Un dîner calamiteux, Nicolas HULOT, Le Syndrome de TITANIC

« J’ai gardé en mémoire un autre dîner, celui-là au secrétariat à la Condition féminine. J’avais accepté de bon cœur l’invitation. Le résultat a été calamiteux. J’arrive, aimable, bien disposé, et les participants m’accueillent avec politesse et intérêt. Je commence à parler d’écologie et de développement durable, et déjà une première anicroche me met en boule. Quelqu’un me lance :

-         « Vous qui voulez supprimer les autoroutes, expliquez-nous comment vous -allez vous y prendre. »

Bien sûr, je n’ai jamais proposé de supprimer les autoroutes, mais seulement de nous interroger sur le bien fondé et le coût de tel ou tel programme qui prévoit de traverser un paysage semi désertique pour relier deux chefs-lieux de canon.

Je mets vaguement les choses au point et les rieurs de mon côté avant de poursuivre par l’importance de la chartre pour l’environnement. Nouvelle intervention dans la salle :

-         « Votre machin… » commence quelqu’un.

Je rectifie le mot :

-         « Le machin dont vous cherchez le mot, c’est peut-être la chartre ? »

La coupe est pleine. Quand on me cherche, je peux être provocateur et incorrect. Je propose à la personne d’aller consulter rapidement pour surdité. Et je ponctue mon intervention par une phrase du genre :

-         « Lorsque vous verrez le regard de vos enfants vous juger, vous comprendrez où est la vérité. »

Une organisatrice bafouille de vagues excuses :

-         « Vous vous méprenez, nous n’avons pas plus d’hostilité à votre égard qu’envers les idées que vous défendez, mais enfin, le respect des interlocuteurs commande que toute opinion puisse s’exprimer », etc.

Ce genre de laïus ne m’intéresse pas. Je quitte la salle, écoeuré d’un tel public et déçu aussi par mes propres réactions. Il est rare que je perde face à un public, mais quand je perds, je m’en veux.

J’ai donc appris à mon corps défendant qu’il y a des joutes auxquelles il est inutile de participer.
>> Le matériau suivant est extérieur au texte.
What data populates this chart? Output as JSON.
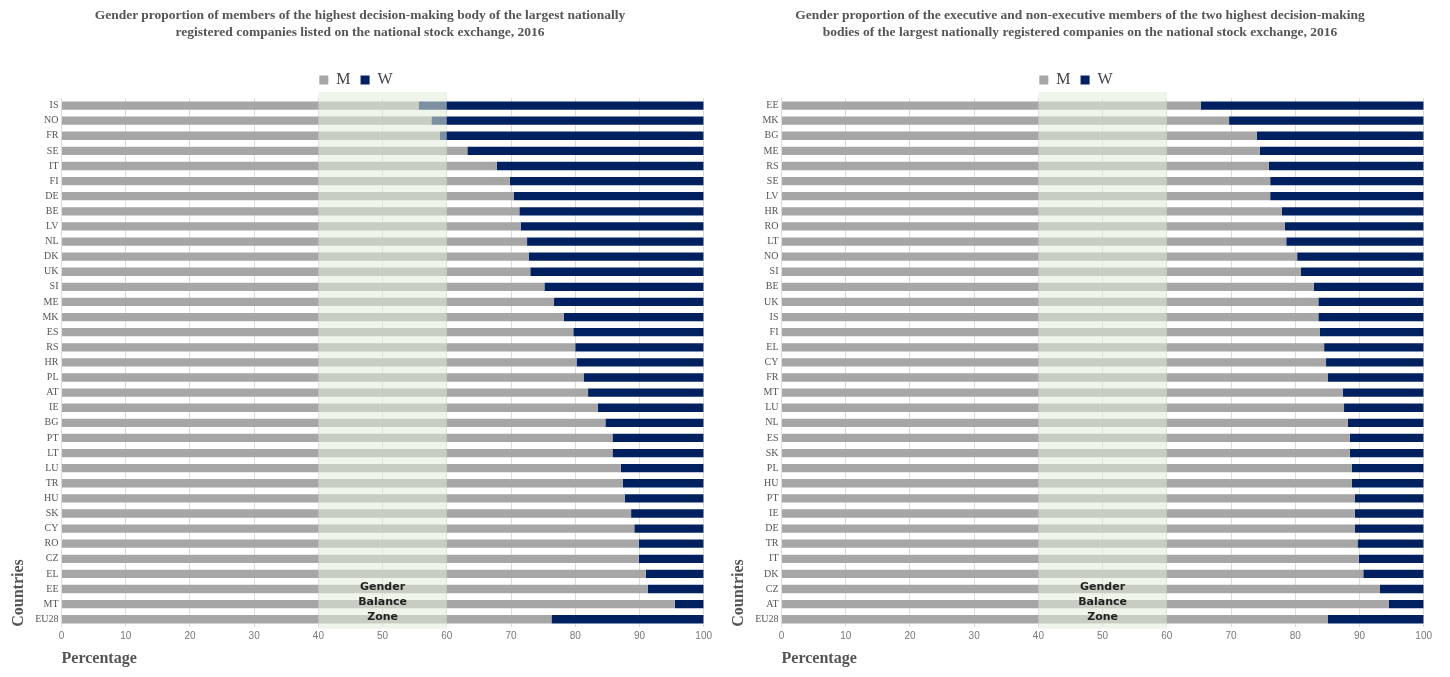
{
  "chart_data": [
    {
      "type": "bar",
      "title": "Gender proportion of members of the highest decision-making body of the largest nationally registered companies listed on the national stock exchange, 2016",
      "orientation": "horizontal",
      "stacked": true,
      "xlabel": "Percentage",
      "ylabel": "Countries",
      "categories": [
        "IS",
        "NO",
        "FR",
        "SE",
        "IT",
        "FI",
        "DE",
        "BE",
        "LV",
        "NL",
        "DK",
        "UK",
        "SI",
        "ME",
        "MK",
        "ES",
        "RS",
        "HR",
        "PL",
        "AT",
        "IE",
        "BG",
        "PT",
        "LT",
        "LU",
        "TR",
        "HU",
        "SK",
        "CY",
        "RO",
        "CZ",
        "EL",
        "EE",
        "MT",
        "EU28"
      ],
      "series": [
        {
          "name": "M",
          "color": "#a6a6a6",
          "values": [
            55.6,
            57.6,
            58.9,
            63.2,
            67.8,
            69.8,
            70.4,
            71.3,
            71.5,
            72.5,
            72.8,
            73.0,
            75.2,
            76.7,
            78.2,
            79.7,
            80.0,
            80.2,
            81.3,
            82.0,
            83.5,
            84.7,
            85.8,
            85.8,
            87.1,
            87.4,
            87.7,
            88.7,
            89.2,
            89.9,
            89.9,
            91.0,
            91.3,
            95.5,
            76.3
          ]
        },
        {
          "name": "W",
          "color": "#002060",
          "values": [
            44.4,
            42.4,
            41.1,
            36.8,
            32.2,
            30.2,
            29.6,
            28.7,
            28.5,
            27.5,
            27.2,
            27.0,
            24.8,
            23.3,
            21.8,
            20.3,
            20.0,
            19.8,
            18.7,
            18.0,
            16.5,
            15.3,
            14.2,
            14.2,
            12.9,
            12.6,
            12.3,
            11.3,
            10.8,
            10.1,
            10.1,
            9.0,
            8.7,
            4.5,
            23.7
          ]
        }
      ],
      "xlim": [
        0,
        100
      ],
      "xticks": [
        0,
        10,
        20,
        30,
        40,
        50,
        60,
        70,
        80,
        90,
        100
      ],
      "grid": "x",
      "legend": "top",
      "bands": [
        {
          "axis": "x",
          "from": 40,
          "to": 60,
          "label": "Gender Balance Zone",
          "color": "#e2ecd9"
        }
      ]
    },
    {
      "type": "bar",
      "title": "Gender proportion of the executive and non-executive members of the two highest decision-making bodies of the largest nationally registered companies on the national stock exchange, 2016",
      "orientation": "horizontal",
      "stacked": true,
      "xlabel": "Percentage",
      "ylabel": "Countries",
      "categories": [
        "EE",
        "MK",
        "BG",
        "ME",
        "RS",
        "SE",
        "LV",
        "HR",
        "RO",
        "LT",
        "NO",
        "SI",
        "BE",
        "UK",
        "IS",
        "FI",
        "EL",
        "CY",
        "FR",
        "MT",
        "LU",
        "NL",
        "ES",
        "SK",
        "PL",
        "HU",
        "PT",
        "IE",
        "DE",
        "TR",
        "IT",
        "DK",
        "CZ",
        "AT",
        "EU28"
      ],
      "series": [
        {
          "name": "M",
          "color": "#a6a6a6",
          "values": [
            65.3,
            69.7,
            74.0,
            74.5,
            75.9,
            76.1,
            76.1,
            77.9,
            78.4,
            78.6,
            80.3,
            80.9,
            82.9,
            83.6,
            83.6,
            83.8,
            84.5,
            84.8,
            85.1,
            87.4,
            87.6,
            88.2,
            88.5,
            88.5,
            88.8,
            88.8,
            89.3,
            89.3,
            89.3,
            89.7,
            89.9,
            90.6,
            93.2,
            94.6,
            85.1
          ]
        },
        {
          "name": "W",
          "color": "#002060",
          "values": [
            34.7,
            30.3,
            26.0,
            25.5,
            24.1,
            23.9,
            23.9,
            22.1,
            21.6,
            21.4,
            19.7,
            19.1,
            17.1,
            16.4,
            16.4,
            16.2,
            15.5,
            15.2,
            14.9,
            12.6,
            12.4,
            11.8,
            11.5,
            11.5,
            11.2,
            11.2,
            10.7,
            10.7,
            10.7,
            10.3,
            10.1,
            9.4,
            6.8,
            5.4,
            14.9
          ]
        }
      ],
      "xlim": [
        0,
        100
      ],
      "xticks": [
        0,
        10,
        20,
        30,
        40,
        50,
        60,
        70,
        80,
        90,
        100
      ],
      "grid": "x",
      "legend": "top",
      "bands": [
        {
          "axis": "x",
          "from": 40,
          "to": 60,
          "label": "Gender Balance Zone",
          "color": "#e2ecd9"
        }
      ]
    }
  ]
}
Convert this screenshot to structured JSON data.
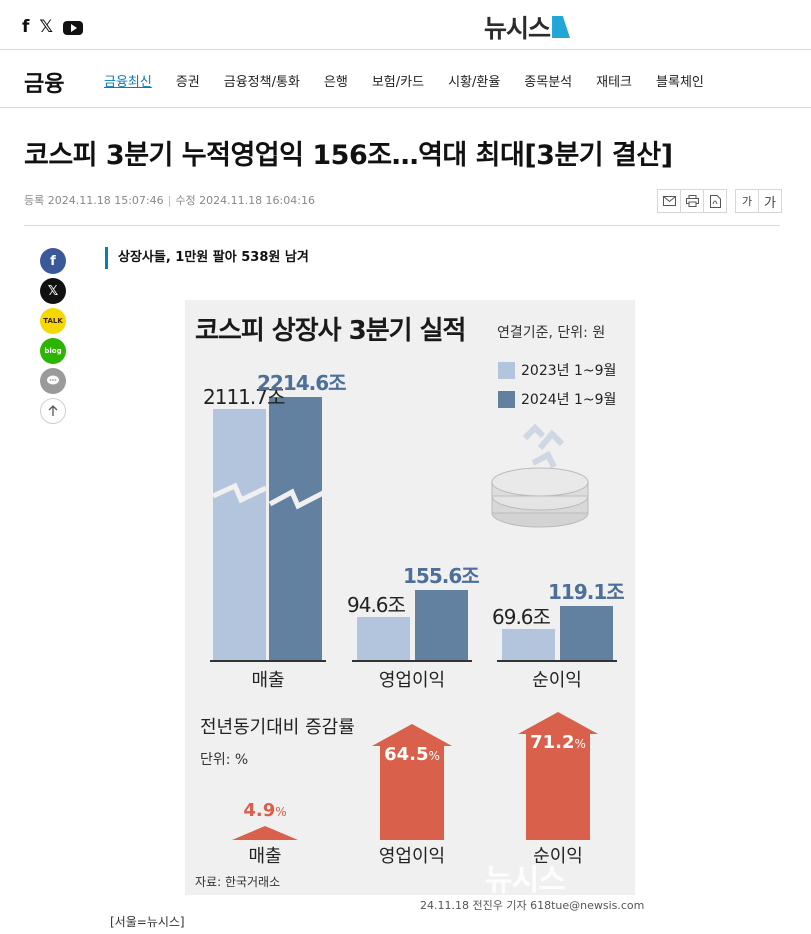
{
  "header": {
    "social": {
      "facebook": "f",
      "x": "𝕏"
    },
    "logo_text": "뉴시스"
  },
  "nav": {
    "section": "금융",
    "items": [
      {
        "label": "금융최신",
        "active": true
      },
      {
        "label": "증권"
      },
      {
        "label": "금융정책/통화"
      },
      {
        "label": "은행"
      },
      {
        "label": "보험/카드"
      },
      {
        "label": "시황/환율"
      },
      {
        "label": "종목분석"
      },
      {
        "label": "재테크"
      },
      {
        "label": "블록체인"
      }
    ]
  },
  "article": {
    "headline": "코스피 3분기 누적영업익 156조…역대 최대[3분기 결산]",
    "registered": "등록 2024.11.18 15:07:46",
    "modified": "수정 2024.11.18 16:04:16",
    "font_small": "가",
    "font_large": "가",
    "subtitle": "상장사들, 1만원 팔아 538원 남겨",
    "dateline": "[서울=뉴시스]",
    "photo_credit": "24.11.18 전진우 기자 618tue@newsis.com"
  },
  "infographic": {
    "title": "코스피 상장사 3분기 실적",
    "unit": "연결기준, 단위: 원",
    "legend": [
      "2023년 1~9월",
      "2024년 1~9월"
    ],
    "colors": {
      "y2023": "#b3c5dd",
      "y2024": "#62809f",
      "growth": "#d9604a"
    },
    "growth_title": "전년동기대비 증감률",
    "growth_unit": "단위: %",
    "source": "자료: 한국거래소",
    "watermark": "뉴시스"
  },
  "chart_data": [
    {
      "type": "bar",
      "title": "코스피 상장사 3분기 실적",
      "categories": [
        "매출",
        "영업이익",
        "순이익"
      ],
      "series": [
        {
          "name": "2023년 1~9월",
          "values": [
            2111.7,
            94.6,
            69.6
          ],
          "labels": [
            "2111.7조",
            "94.6조",
            "69.6조"
          ]
        },
        {
          "name": "2024년 1~9월",
          "values": [
            2214.6,
            155.6,
            119.1
          ],
          "labels": [
            "2214.6조",
            "155.6조",
            "119.1조"
          ]
        }
      ]
    },
    {
      "type": "bar",
      "title": "전년동기대비 증감률",
      "categories": [
        "매출",
        "영업이익",
        "순이익"
      ],
      "values": [
        4.9,
        64.5,
        71.2
      ],
      "labels": [
        "4.9",
        "64.5",
        "71.2"
      ],
      "unit": "%"
    }
  ]
}
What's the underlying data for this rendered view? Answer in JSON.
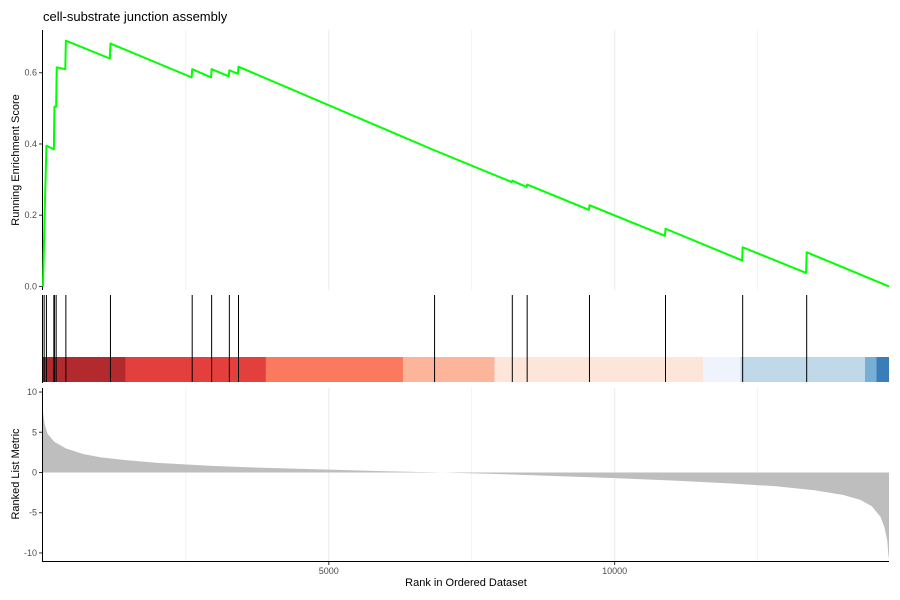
{
  "chart_data": {
    "type": "line",
    "title": "cell-substrate junction assembly",
    "xlabel": "Rank in Ordered Dataset",
    "xlim": [
      0,
      14800
    ],
    "x_ticks": [
      5000,
      10000
    ],
    "grid": "vertical only",
    "panels": {
      "enrichment": {
        "ylabel": "Running Enrichment Score",
        "ylim": [
          -0.01,
          0.72
        ],
        "y_ticks": [
          0.0,
          0.2,
          0.4,
          0.6
        ],
        "line_color": "#00ff00",
        "points": [
          [
            0,
            0.0
          ],
          [
            30,
            0.21
          ],
          [
            60,
            0.395
          ],
          [
            190,
            0.385
          ],
          [
            200,
            0.505
          ],
          [
            230,
            0.505
          ],
          [
            240,
            0.615
          ],
          [
            390,
            0.61
          ],
          [
            400,
            0.69
          ],
          [
            1170,
            0.64
          ],
          [
            1180,
            0.682
          ],
          [
            2600,
            0.587
          ],
          [
            2610,
            0.61
          ],
          [
            2940,
            0.587
          ],
          [
            2950,
            0.61
          ],
          [
            3250,
            0.59
          ],
          [
            3260,
            0.607
          ],
          [
            3410,
            0.597
          ],
          [
            3420,
            0.617
          ],
          [
            6850,
            0.382
          ],
          [
            8200,
            0.293
          ],
          [
            8210,
            0.297
          ],
          [
            8460,
            0.279
          ],
          [
            8470,
            0.286
          ],
          [
            9550,
            0.215
          ],
          [
            9560,
            0.228
          ],
          [
            10880,
            0.142
          ],
          [
            10890,
            0.162
          ],
          [
            12230,
            0.073
          ],
          [
            12240,
            0.11
          ],
          [
            13350,
            0.038
          ],
          [
            13360,
            0.096
          ],
          [
            14800,
            0.0
          ]
        ]
      },
      "hits": {
        "positions": [
          20,
          60,
          190,
          200,
          230,
          400,
          1180,
          2610,
          2950,
          3260,
          3420,
          6850,
          8210,
          8470,
          9560,
          10890,
          12240,
          13360
        ],
        "color_bands": [
          {
            "end": 1450,
            "color": "#b2292e"
          },
          {
            "end": 3900,
            "color": "#e33f3c"
          },
          {
            "end": 6300,
            "color": "#fb7a5e"
          },
          {
            "end": 7900,
            "color": "#fcb59b"
          },
          {
            "end": 11550,
            "color": "#fee5d9"
          },
          {
            "end": 12200,
            "color": "#eff3fb"
          },
          {
            "end": 14380,
            "color": "#c0d9e8"
          },
          {
            "end": 14580,
            "color": "#77aed4"
          },
          {
            "end": 14800,
            "color": "#3a7db8"
          }
        ]
      },
      "ranked_metric": {
        "ylabel": "Ranked List Metric",
        "ylim": [
          -11,
          10.5
        ],
        "y_ticks": [
          10,
          5,
          0,
          -5,
          -10
        ],
        "fill_color": "#bebebe",
        "zero_cross": 7000,
        "curve": [
          [
            0,
            7.5
          ],
          [
            30,
            6.0
          ],
          [
            80,
            4.8
          ],
          [
            200,
            3.8
          ],
          [
            400,
            3.0
          ],
          [
            700,
            2.3
          ],
          [
            1000,
            1.9
          ],
          [
            1500,
            1.5
          ],
          [
            2000,
            1.2
          ],
          [
            3000,
            0.8
          ],
          [
            4000,
            0.55
          ],
          [
            5000,
            0.35
          ],
          [
            6000,
            0.15
          ],
          [
            7000,
            0.0
          ],
          [
            8000,
            -0.2
          ],
          [
            9000,
            -0.45
          ],
          [
            10000,
            -0.7
          ],
          [
            11000,
            -1.0
          ],
          [
            12000,
            -1.35
          ],
          [
            12800,
            -1.7
          ],
          [
            13500,
            -2.2
          ],
          [
            14000,
            -2.8
          ],
          [
            14300,
            -3.4
          ],
          [
            14500,
            -4.2
          ],
          [
            14650,
            -5.5
          ],
          [
            14720,
            -6.8
          ],
          [
            14770,
            -8.5
          ],
          [
            14790,
            -10.3
          ],
          [
            14800,
            -10.8
          ]
        ]
      }
    }
  }
}
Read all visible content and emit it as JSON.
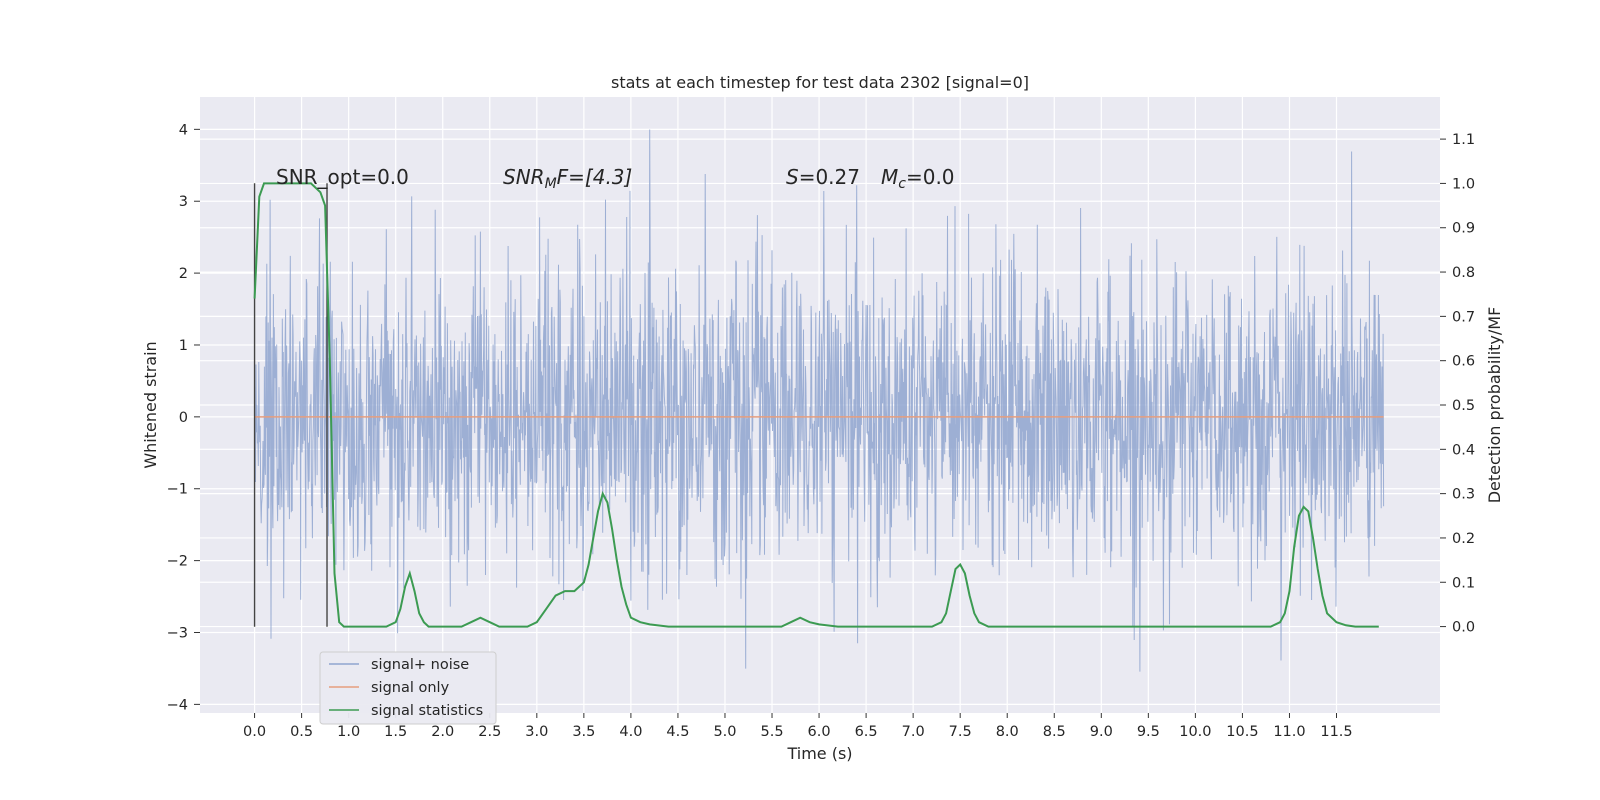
{
  "chart_data": {
    "type": "line",
    "title": "stats at each timestep for test data 2302 [signal=0]",
    "xlabel": "Time (s)",
    "ylabel_left": "Whitened strain",
    "ylabel_right": "Detection probability/MF",
    "xlim": [
      -0.58,
      12.6
    ],
    "ylim_left": [
      -4.12,
      4.45
    ],
    "ylim_right": [
      -0.195,
      1.195
    ],
    "x_ticks": [
      "0.0",
      "0.5",
      "1.0",
      "1.5",
      "2.0",
      "2.5",
      "3.0",
      "3.5",
      "4.0",
      "4.5",
      "5.0",
      "5.5",
      "6.0",
      "6.5",
      "7.0",
      "7.5",
      "8.0",
      "8.5",
      "9.0",
      "9.5",
      "10.0",
      "10.5",
      "11.0",
      "11.5"
    ],
    "y_left_ticks": [
      "4",
      "3",
      "2",
      "1",
      "0",
      "−1",
      "−2",
      "−3",
      "−4"
    ],
    "y_right_ticks": [
      "1.1",
      "1.0",
      "0.9",
      "0.8",
      "0.7",
      "0.6",
      "0.5",
      "0.4",
      "0.3",
      "0.2",
      "0.1",
      "0.0"
    ],
    "grid": true,
    "legend_position": "lower-left",
    "annotations": {
      "snr_opt": "SNR_opt=0.0",
      "snr_mf_prefix": "SNR",
      "snr_mf_sub": "M",
      "snr_mf_suffix": "F=[4.3]",
      "s_var": "S",
      "s_value": "=0.27",
      "mc_var": "M",
      "mc_sub": "c",
      "mc_value": "=0.0"
    },
    "vertical_markers": [
      0.0,
      0.77
    ],
    "series": [
      {
        "name": "signal+ noise",
        "color": "#8fa5cf",
        "description_range": [
          -4.0,
          4.1
        ],
        "t_end": 12.0
      },
      {
        "name": "signal only",
        "color": "#e69e7e",
        "constant_value": 0.0
      },
      {
        "name": "signal statistics",
        "color": "#3c9b52",
        "x": [
          0.0,
          0.05,
          0.1,
          0.15,
          0.2,
          0.3,
          0.4,
          0.5,
          0.6,
          0.7,
          0.75,
          0.8,
          0.85,
          0.9,
          0.95,
          1.0,
          1.1,
          1.2,
          1.3,
          1.4,
          1.5,
          1.55,
          1.6,
          1.65,
          1.7,
          1.75,
          1.8,
          1.85,
          1.9,
          2.0,
          2.2,
          2.3,
          2.4,
          2.5,
          2.6,
          2.7,
          2.8,
          2.9,
          3.0,
          3.1,
          3.2,
          3.3,
          3.4,
          3.5,
          3.55,
          3.6,
          3.65,
          3.7,
          3.75,
          3.8,
          3.85,
          3.9,
          3.95,
          4.0,
          4.1,
          4.2,
          4.4,
          4.6,
          5.0,
          5.4,
          5.6,
          5.7,
          5.8,
          5.9,
          6.0,
          6.2,
          6.5,
          7.0,
          7.2,
          7.3,
          7.35,
          7.4,
          7.45,
          7.5,
          7.55,
          7.6,
          7.65,
          7.7,
          7.8,
          8.0,
          8.5,
          9.0,
          9.5,
          10.0,
          10.5,
          10.8,
          10.9,
          10.95,
          11.0,
          11.05,
          11.1,
          11.15,
          11.2,
          11.25,
          11.3,
          11.35,
          11.4,
          11.5,
          11.6,
          11.7,
          11.8,
          11.9,
          11.95
        ],
        "y": [
          0.74,
          0.97,
          1.0,
          1.0,
          1.0,
          1.0,
          1.0,
          1.0,
          1.0,
          0.98,
          0.95,
          0.6,
          0.12,
          0.01,
          0.0,
          0.0,
          0.0,
          0.0,
          0.0,
          0.0,
          0.01,
          0.04,
          0.09,
          0.12,
          0.08,
          0.03,
          0.01,
          0.0,
          0.0,
          0.0,
          0.0,
          0.01,
          0.02,
          0.01,
          0.0,
          0.0,
          0.0,
          0.0,
          0.01,
          0.04,
          0.07,
          0.08,
          0.08,
          0.1,
          0.14,
          0.2,
          0.26,
          0.3,
          0.28,
          0.22,
          0.15,
          0.09,
          0.05,
          0.02,
          0.01,
          0.005,
          0.0,
          0.0,
          0.0,
          0.0,
          0.0,
          0.01,
          0.02,
          0.01,
          0.005,
          0.0,
          0.0,
          0.0,
          0.0,
          0.01,
          0.03,
          0.08,
          0.13,
          0.14,
          0.12,
          0.07,
          0.03,
          0.01,
          0.0,
          0.0,
          0.0,
          0.0,
          0.0,
          0.0,
          0.0,
          0.0,
          0.01,
          0.03,
          0.08,
          0.18,
          0.25,
          0.27,
          0.26,
          0.2,
          0.13,
          0.07,
          0.03,
          0.01,
          0.003,
          0.0,
          0.0,
          0.0,
          0.0
        ]
      }
    ]
  }
}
On ne peut pas convaincre d’idées profondes des gens superficiels.

Pas plus qu’on ne peut inquiéter ceux qui campent sur leurs certitudes.

Mais quelques expériences malheureuses ne modifient pas mon point de vue. J’ai la volonté de croire que, si l’ensemble de la société acceptait de participer à un mouvement d’écologie raisonnée, les résultats étonneraient plus d’un sceptique. Nous entrerions alors dans un monde où sous l’éclairage des scientifiques, les politiques oseraient prendre des décisions orientées vers l’avenir, où les industriels s’adapteraient, et où les citoyens participeraient. Est-ce utopique ? Je ne le crois pas……

Je le répète, la prise de conscience ne suffit plus. Sa traduction en actes devient une urgence vitale. Individuellement et collectivement, il faut cesser de voir tout changement une récession.